In this way we can formulate ‘buckets' of varying ways to communicate offline, as well as different deliverables to the different personas, based on who they are. This gives the patient and healthcare provider the opportunity to receive the materials they want with the information they need…not just a shotgun blast of information coming from a faceless manufacturer. Today when you walk into Best Buy they know that you fall into one of seven buckets or ‘personas' and they interact with you accordingly. The trend in pharma is that to become more ‘client-centric,' we need to speak to these same rules.”
Zaritsky says offline direct marketing can be used as a relationship builder in pharma as effectively, or even better, than online methods. “Again, if the consumer indicates their preference for offline materials and information, this is the way marketers need to provide it.…Some consumers might opt to receive information both online and offline, which ensures that this segment gets the information via two different channels,” he says. “For example, product information can be provided offline and persistency reminders can be sent via the digital channel. Recipients of medical information still prefer something they can hold and interact with, and the value behind a physical piece is still clear.”
Don't expect new media to replace old media any time soon or vice versa says Nick Moore, chief creative officer, Wunderman.
“The fact that you've got something new means that consumers are using it to enhance their experiences, their expectations and their contact with brands but not necessarily replace them,” Moore says. “Just in the same way television did not replace radio, the relationship between different media certainly alters media but those media don't go away.”
In with the old and in with the new
According to Moore, the Internet is not the only place where technology is changing. Computerization has also revolutionized the digital print arena in the past five years.
“We can do things now which are well beyond what we could do just a few years ago,” he says. “Just as importantly, you can do them at high volume and you can do them at a reasonable cost, which was not necessarily true a few years ago.”
“Another thing that is extraordinary,” Moore adds, “we also work with (electronics firm) HP and they will tell you that the advent of the Internet means that people are using more paper than they ever have in the history of the world. People like paper. When things are important and they like to keep them, they print them out. When we send people things on paper that they find useful and relevant, they keep them. I think irrelevant material, whatever medium it comes in, is going to be ditched.”

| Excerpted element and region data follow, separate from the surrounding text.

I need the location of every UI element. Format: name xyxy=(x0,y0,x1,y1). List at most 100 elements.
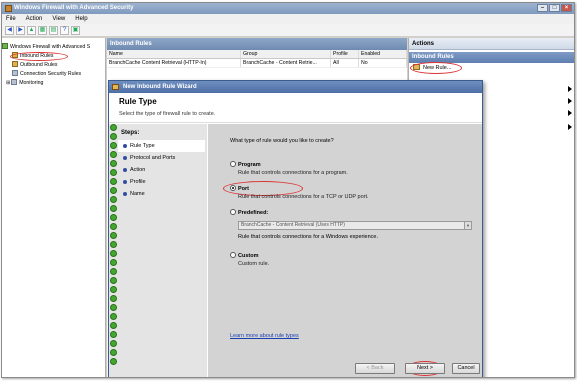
dialog-header: Rule Type Select the type of firewall ru… xyxy=(109,93,482,123)
back-arrow-icon[interactable]: ◀ xyxy=(5,26,14,35)
show-hide-tree-icon[interactable]: ▦ xyxy=(38,26,47,35)
step-dot-icon xyxy=(123,156,127,160)
window-titlebar: Windows Firewall with Advanced Security … xyxy=(2,3,574,14)
menu-view[interactable]: View xyxy=(52,14,65,24)
highlight-oval xyxy=(410,62,462,74)
step-dot-icon xyxy=(123,192,127,196)
help-icon[interactable]: ? xyxy=(60,26,69,35)
submenu-arrow-icon[interactable] xyxy=(568,86,572,92)
check-icon xyxy=(110,241,117,248)
chevron-down-icon[interactable]: ▼ xyxy=(464,222,471,229)
radio-program[interactable] xyxy=(230,161,236,167)
export-icon[interactable]: ▤ xyxy=(49,26,58,35)
column-profile[interactable]: Profile xyxy=(331,50,359,58)
check-icon xyxy=(110,349,117,356)
option-predefined[interactable]: Predefined: xyxy=(230,209,268,216)
check-icon xyxy=(110,358,117,365)
check-icon xyxy=(110,277,117,284)
column-enabled[interactable]: Enabled xyxy=(359,50,407,58)
radio-custom[interactable] xyxy=(230,252,236,258)
connection-security-icon xyxy=(12,70,18,76)
check-icon xyxy=(110,268,117,275)
cell-enabled: No xyxy=(359,59,407,67)
tree-item-outbound-rules[interactable]: Outbound Rules xyxy=(2,61,105,70)
submenu-arrow-icon[interactable] xyxy=(568,124,572,130)
menu-file[interactable]: File xyxy=(6,14,16,24)
column-name[interactable]: Name xyxy=(107,50,241,58)
minimize-button[interactable]: – xyxy=(537,4,548,12)
cell-group: BranchCache - Content Retrie... xyxy=(241,59,331,67)
dialog-title: New Inbound Rule Wizard xyxy=(123,84,197,90)
maximize-button[interactable]: □ xyxy=(549,4,560,12)
step-profile: Profile xyxy=(121,176,205,188)
new-inbound-rule-wizard: New Inbound Rule Wizard Rule Type Select… xyxy=(108,80,483,377)
step-name: Name xyxy=(121,188,205,200)
check-icon xyxy=(110,151,117,158)
forward-arrow-icon[interactable]: ▶ xyxy=(16,26,25,35)
firewall-icon xyxy=(2,43,8,49)
column-group[interactable]: Group xyxy=(241,50,331,58)
cell-profile: All xyxy=(331,59,359,67)
check-icon xyxy=(110,160,117,167)
check-icon xyxy=(110,187,117,194)
predefined-select[interactable]: BranchCache - Content Retrieval (Uses HT… xyxy=(238,221,472,230)
actions-title: Actions xyxy=(409,38,574,50)
properties-icon[interactable]: ▣ xyxy=(71,26,80,35)
submenu-arrow-icon[interactable] xyxy=(568,110,572,116)
cancel-button[interactable]: Cancel xyxy=(452,363,480,374)
check-icon xyxy=(110,295,117,302)
check-icon xyxy=(110,232,117,239)
up-folder-icon[interactable]: ▲ xyxy=(27,26,36,35)
menu-action[interactable]: Action xyxy=(26,14,43,24)
radio-predefined[interactable] xyxy=(230,209,236,215)
steps-title: Steps: xyxy=(121,130,140,136)
check-icon xyxy=(110,142,117,149)
check-icon xyxy=(110,250,117,257)
step-dot-icon xyxy=(123,180,127,184)
next-button[interactable]: Next > xyxy=(405,363,445,374)
option-port[interactable]: Port Rule that controls connections for … xyxy=(230,185,369,200)
close-button[interactable]: × xyxy=(561,4,572,12)
menu-help[interactable]: Help xyxy=(75,14,87,24)
tree-item-connection-security[interactable]: Connection Security Rules xyxy=(2,70,105,79)
table-row[interactable]: BranchCache Content Retrieval (HTTP-In) … xyxy=(107,59,407,68)
learn-more-link[interactable]: Learn more about rule types xyxy=(230,333,299,339)
expand-icon[interactable]: ⊞ xyxy=(6,80,10,86)
check-icon xyxy=(110,331,117,338)
tree-item-inbound-rules[interactable]: Inbound Rules xyxy=(2,52,105,61)
check-icons-column xyxy=(110,124,118,367)
check-icon xyxy=(110,214,117,221)
wizard-content: What type of rule would you like to crea… xyxy=(208,124,482,377)
step-dot-icon xyxy=(123,144,127,148)
navigation-tree: Windows Firewall with Advanced S Inbound… xyxy=(2,38,106,377)
check-icon xyxy=(110,196,117,203)
check-icon xyxy=(110,223,117,230)
check-icon xyxy=(110,205,117,212)
cell-name: BranchCache Content Retrieval (HTTP-In) xyxy=(107,59,241,67)
step-action: Action xyxy=(121,164,205,176)
step-rule-type: Rule Type xyxy=(118,140,205,152)
option-custom[interactable]: Custom Custom rule. xyxy=(230,252,269,267)
check-icon xyxy=(110,124,117,131)
back-button[interactable]: < Back xyxy=(355,363,395,374)
list-title: Inbound Rules xyxy=(107,38,407,50)
button-row: < Back Next > Cancel xyxy=(208,361,482,376)
page-title: Rule Type xyxy=(119,97,157,106)
step-dot-icon xyxy=(123,168,127,172)
question-text: What type of rule would you like to crea… xyxy=(230,138,334,144)
check-icon xyxy=(110,313,117,320)
new-rule-action[interactable]: New Rule... xyxy=(409,62,574,74)
radio-port[interactable] xyxy=(230,185,236,191)
tree-root[interactable]: Windows Firewall with Advanced S xyxy=(2,43,105,52)
steps-list: Steps: Rule Type Protocol and Ports Acti… xyxy=(118,130,205,200)
outbound-rules-icon xyxy=(12,61,18,67)
page-subtitle: Select the type of firewall rule to crea… xyxy=(119,111,216,117)
check-icon xyxy=(110,133,117,140)
tree-item-monitoring[interactable]: ⊞ Monitoring xyxy=(2,79,105,88)
monitoring-icon xyxy=(11,79,18,85)
dialog-titlebar: New Inbound Rule Wizard xyxy=(109,81,482,93)
option-program[interactable]: Program Rule that controls connections f… xyxy=(230,161,348,176)
check-icon xyxy=(110,259,117,266)
check-icon xyxy=(110,169,117,176)
submenu-arrow-icon[interactable] xyxy=(568,98,572,104)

Moore notes that most people say they don't respond to so-called junk mail but points out that when you listen to the language people use, whether they are physicians or airline pilots, the language changes from ‘I never read that stuff' to ‘I got sent some information.' The materials are essentially the same stuff, Moore says. “It's direct marketing material but there are times people find it useful and informative and they do respond and they are very willing to engage in some sort of dialogue or exchange.”
And when it come to physicians who get a lot of e-mail every day, it can be a very cluttered environment to work within.
“They spend an enormous amount of time on the web, visiting particular places. So, there's not a huge opportunity to reach them with relevant online messaging. That's why mail still has an important role in the physician space,” he says.Moore adds that the trends he sees growing in the pharmaceutical space are about blending media together. “That's when you get your optimal results,” he says. “It's about being able to follow where the consumer leads. This has been going on for quite some time. It's a mix of media that is giving you your best results and your maximum adherence.”